Implied volatility is a vital concept in the world of options trading. It represents the market’s current expectations regarding future price volatility. Implied volatility is not based on past price movements but rather reflects the marketplace’s perception of how much the underlying asset will fluctuate in the future. It plays a crucial role in option pricing models, helping traders evaluate the fairness of an option’s current market price.

To calculate implied volatility for a specific option, you need a computer and the following variables: A. The current price of the underlying security B. The option’s strike price C. Current interest rates D. The number of days until the option expires E. The option’s current market price

With these variables, you can use an option pricing model to solve for implied volatility. For example, if an option is trading at $6.88, you can use these variables to calculate that the implied volatility is 56.20. This means that the market expects the underlying asset to fluctuate significantly based on the option’s current price.

Historical Volatility:

Historical volatility, on the other hand, is a measure of past price fluctuations in the underlying asset. It is calculated by analyzing the standard deviation of price changes over a specific period, such as the last 20 days. Historical volatility provides insight into how the underlying asset has behaved in the past and is often used as a basis for estimating future price movements.

Historical volatility is a useful tool for traders looking to gauge the potential price range of an asset. For example, if a stock has a historical volatility of 30%, it implies that the stock is likely to move up or down by around 30% within the next 12 months. By understanding historical volatility, traders can assess whether an option’s implied volatility is high or low compared to its historical values, helping them make more informed decisions.

The Interplay Between Implied and Historical Volatility:

Traders often compare implied and historical volatility to identify opportunities in the options market. When implied volatility is significantly higher than historical volatility, it may suggest that options are overpriced.
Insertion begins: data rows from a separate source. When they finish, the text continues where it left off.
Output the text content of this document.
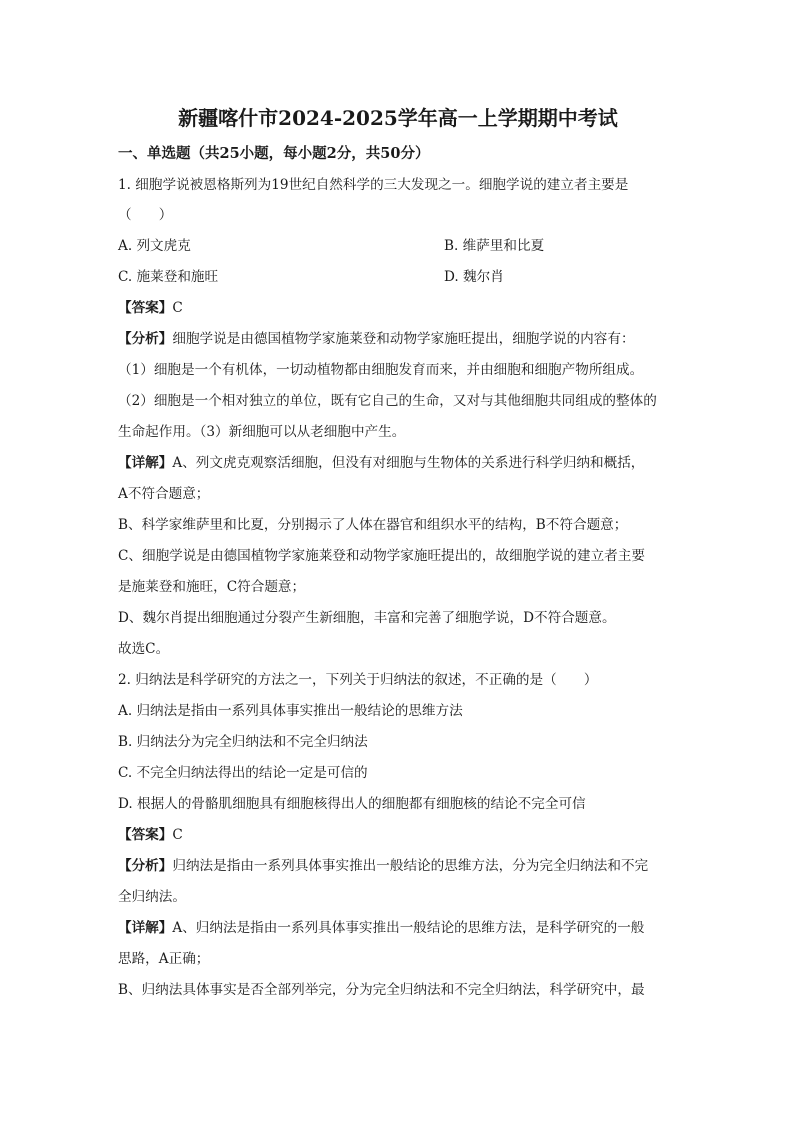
新疆喀什市2024-2025学年高一上学期期中考试
一、单选题（共25小题，每小题2分，共50分）
1. 细胞学说被恩格斯列为19世纪自然科学的三大发现之一。细胞学说的建立者主要是
（　　）
A. 列文虎克	B. 维萨里和比夏
C. 施莱登和施旺	D. 魏尔肖
【答案】C
【分析】细胞学说是由德国植物学家施莱登和动物学家施旺提出，细胞学说的内容有：
（1）细胞是一个有机体，一切动植物都由细胞发育而来，并由细胞和细胞产物所组成。
（2）细胞是一个相对独立的单位，既有它自己的生命，又对与其他细胞共同组成的整体的
生命起作用。（3）新细胞可以从老细胞中产生。
【详解】A、列文虎克观察活细胞，但没有对细胞与生物体的关系进行科学归纳和概括，
A不符合题意；
B、科学家维萨里和比夏，分别揭示了人体在器官和组织水平的结构，B不符合题意；
C、细胞学说是由德国植物学家施莱登和动物学家施旺提出的，故细胞学说的建立者主要
是施莱登和施旺，C符合题意；
D、魏尔肖提出细胞通过分裂产生新细胞，丰富和完善了细胞学说，D不符合题意。
故选C。
2. 归纳法是科学研究的方法之一，下列关于归纳法的叙述，不正确的是（　　）
A. 归纳法是指由一系列具体事实推出一般结论的思维方法
B. 归纳法分为完全归纳法和不完全归纳法
C. 不完全归纳法得出的结论一定是可信的
D. 根据人的骨骼肌细胞具有细胞核得出人的细胞都有细胞核的结论不完全可信
【答案】C
【分析】归纳法是指由一系列具体事实推出一般结论的思维方法，分为完全归纳法和不完
全归纳法。
【详解】A、归纳法是指由一系列具体事实推出一般结论的思维方法，是科学研究的一般
思路，A正确；
B、归纳法具体事实是否全部列举完，分为完全归纳法和不完全归纳法，科学研究中，最
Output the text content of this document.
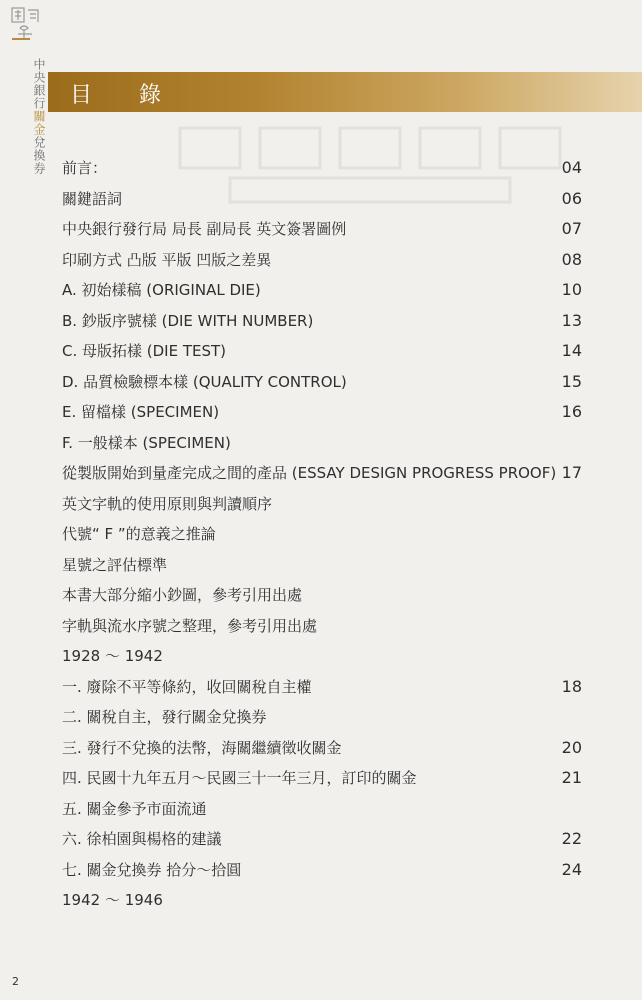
中央銀行關金兌換券
目 錄
前言：	04
關鍵語詞	06
中央銀行發行局 局長 副局長 英文簽署圖例	07
印刷方式 凸版 平版 凹版之差異	08
A. 初始樣稿 (ORIGINAL DIE)	10
B. 鈔版序號樣 (DIE WITH NUMBER)	13
C. 母版拓樣 (DIE TEST)	14
D. 品質檢驗標本樣 (QUALITY CONTROL)	15
E. 留檔樣 (SPECIMEN)	16
F. 一般樣本 (SPECIMEN)
從製版開始到量產完成之間的產品 (ESSAY DESIGN PROGRESS PROOF) 17
英文字軌的使用原則與判讀順序
代號“ F ”的意義之推論
星號之評估標準
本書大部分縮小鈔圖，參考引用出處
字軌與流水序號之整理，參考引用出處
1928 ～ 1942
一. 廢除不平等條約，收回關稅自主權	18
二. 關稅自主，發行關金兌換券
三. 發行不兌換的法幣，海關繼續徵收關金	20
四. 民國十九年五月～民國三十一年三月，訂印的關金	21
五. 關金參予市面流通
六. 徐柏園與楊格的建議	22
七. 關金兌換券 拾分～拾圓	24
1942 ～ 1946
2
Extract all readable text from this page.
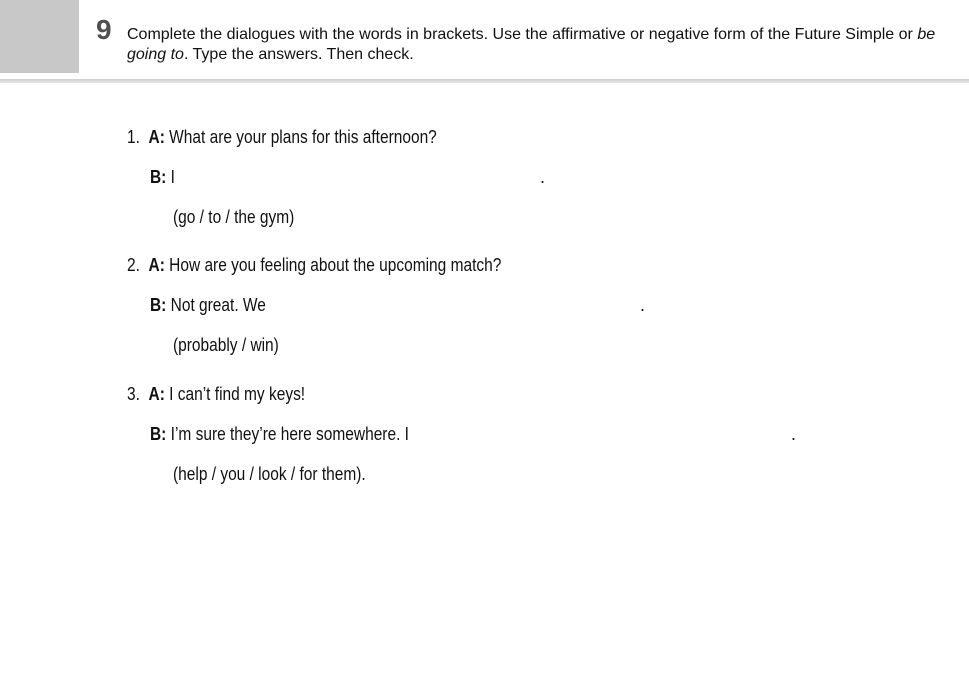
9 Complete the dialogues with the words in brackets. Use the affirmative or negative form of the Future Simple or be going to. Type the answers. Then check.
1. A: What are your plans for this afternoon?
B: I	.
(go / to / the gym)
2. A: How are you feeling about the upcoming match?
B: Not great. We	.
(probably / win)
3. A: I can’t find my keys!
B: I’m sure they’re here somewhere. I	.
(help / you / look / for them).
Conversely, when implied volatility is lower than historical volatility, options may be considered undervalued.

Successful options traders use this comparison to buy options when implied volatility is low (anticipating future price fluctuations) and sell options when implied volatility is high (betting that the market is overestimating future volatility).
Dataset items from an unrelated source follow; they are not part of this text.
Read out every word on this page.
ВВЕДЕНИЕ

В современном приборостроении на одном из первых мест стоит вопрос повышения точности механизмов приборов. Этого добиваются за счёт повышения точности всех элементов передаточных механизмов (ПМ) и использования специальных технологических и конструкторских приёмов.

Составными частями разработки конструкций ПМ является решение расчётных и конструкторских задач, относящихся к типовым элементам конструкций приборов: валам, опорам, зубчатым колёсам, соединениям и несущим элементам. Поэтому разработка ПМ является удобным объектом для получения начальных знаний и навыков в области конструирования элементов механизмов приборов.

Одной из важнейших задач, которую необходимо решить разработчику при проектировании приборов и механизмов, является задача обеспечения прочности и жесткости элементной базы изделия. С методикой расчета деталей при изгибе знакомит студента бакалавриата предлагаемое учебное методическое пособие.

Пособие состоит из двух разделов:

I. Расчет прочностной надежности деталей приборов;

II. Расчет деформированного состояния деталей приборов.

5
Understanding implied and historical volatility is essential for any options trader. Implied volatility reflects the market’s expectations, while historical volatility provides insight into an asset’s past behavior. By comparing the two, traders can identify opportunities and make more informed decisions when navigating the complex world of options trading. Volatility plays a significant role in option pricing, and recognizing these patterns can give traders an edge in the market.